3 - Hate Speech: Slurs, promotion of hateful ideology
2 - Slurs: Negative stereotypes or jokes, degrading comments, denouncing slurs, challenging a protected group's morality or identity, violence against religion
1 - Informational: Positive stereotypes, informational statements, reclaimed slurs, references to hateful ideology, immorality of protected group's rights

Violent Content

3 - Intimidation: Serious and realistic threats, mentions of past violence
2 - Instigation: Calls for violence, destruction of property, calls for military action, calls for the death penalty outside a legal setting, mentions of self-harm/suicide
1 - Description: Denouncing acts of violence, soft threats (kicking, punching, etc.), violence against non-human subjects, descriptions of violence, gun usage, abortion, self-defense, calls for capital punishment in a legal setting, destruction of small personal belongings, violent jokes

Sexual Content

3 - Explicit: Intercourse, masturbation, porn, sex toys, and genitalia
2 - Intent & nudity: Sexual intent, nudity, and lingerie
1 - Statements: Informational statements that are sexual, affectionate activities (kissing, hugging, etc.), flirting, pet names, relationship status, sexual insults, and rejecting sexual advances

Bullying

3 - Brutalizing: Slurs or profane descriptors toward specific individuals, encouraging suicide or severe self-harm, severe violent threats toward specific individuals
2 - Profane: Non-profane insults toward specific individuals, encouraging non-severe self-harm, non-severe violent threats toward particular individuals, silencing or exclusion
1 - Insults: Profanity in a non-bullying context, playful teasing, self-deprecation, reclaimed slurs, degrading a person's belongings, bullying toward organizations, denouncing bullying

Promotion (there is only one severity rating for Promotion)

Promotion: Asking for likes/follows/shares, advertising monthly newsletters/special promotions, asking for donations/payments, advertising products, selling pornography, giveaways

The severity descriptions above are also visible in your Moderation Rules section.
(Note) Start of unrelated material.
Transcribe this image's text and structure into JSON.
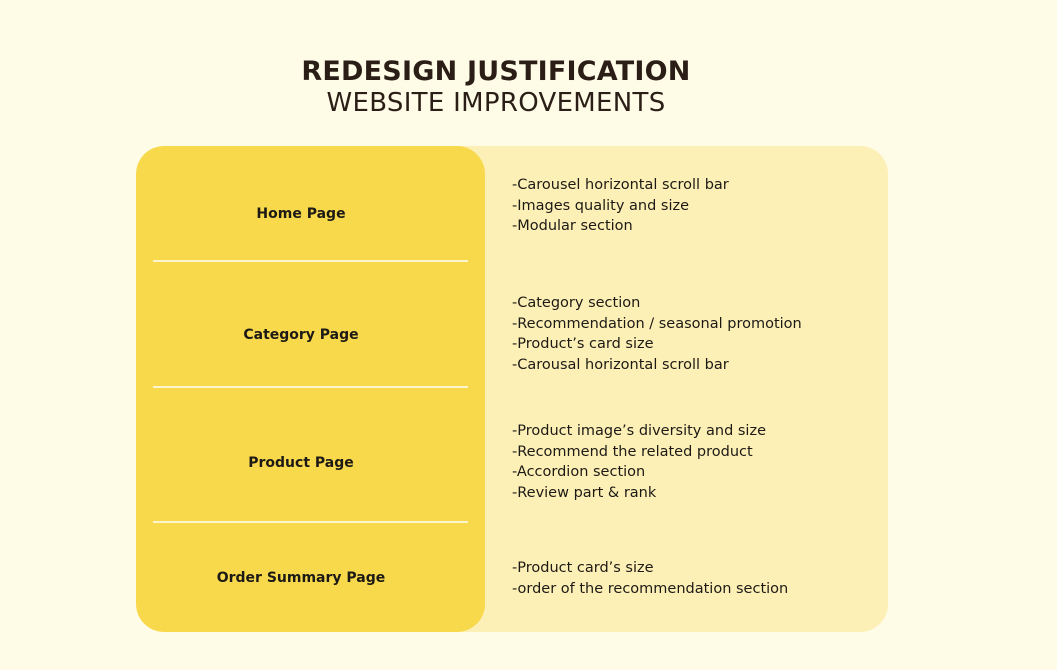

Simply click into the white space of the rule to view the breakdown for that content category.

Setting up Rules

When setting up moderation rules on the content categories, please note that a rule for a specific severity level will also be applied to all severity levels above it. For example, suppose you set a rule to delete all comments that match the lowest tier of Bullying (1 - Insults). In that case, this rule will also delete comments labeled as Bullying 2 (Profane) and Bullying 3 (Brutalizing). If you instead set a rule to delete Bullying 3 comments, this will only delete comments matching Bullying 3, and comments matching Bullying 2 and Bullying 1 will not be removed.

You can set a severity level for each category and determine what happens to comments matching that severity and above. Comments matching the severity level for that category can be automatically deleted, automatically set to “Pending” for moderator review, or automatically marked as spam. Find additional instructions on setting up moderation rules here.

Monitoring and reviewing comments

Comments will show the category and severity ratings regardless of whether an automated rule removes them. These gradings will appear in tags on the comments in the comments stream of your moderation panel. Viewing the tags on your existing comments can help you understand what automated rules to implement.

Additionally, you can apply moderation filters to view only comments matching one or more of the content categories. If you’d like to view or moderate only comments that contain Bullying comments, you can select the Bullying filter here:

Once the rules have been active and running, clicking into each rule will report the number of comments that have had action taken on them by the given rule and a link to view your past comments that fit the category. This can help you determine which rules function as desired and which should be adjusted.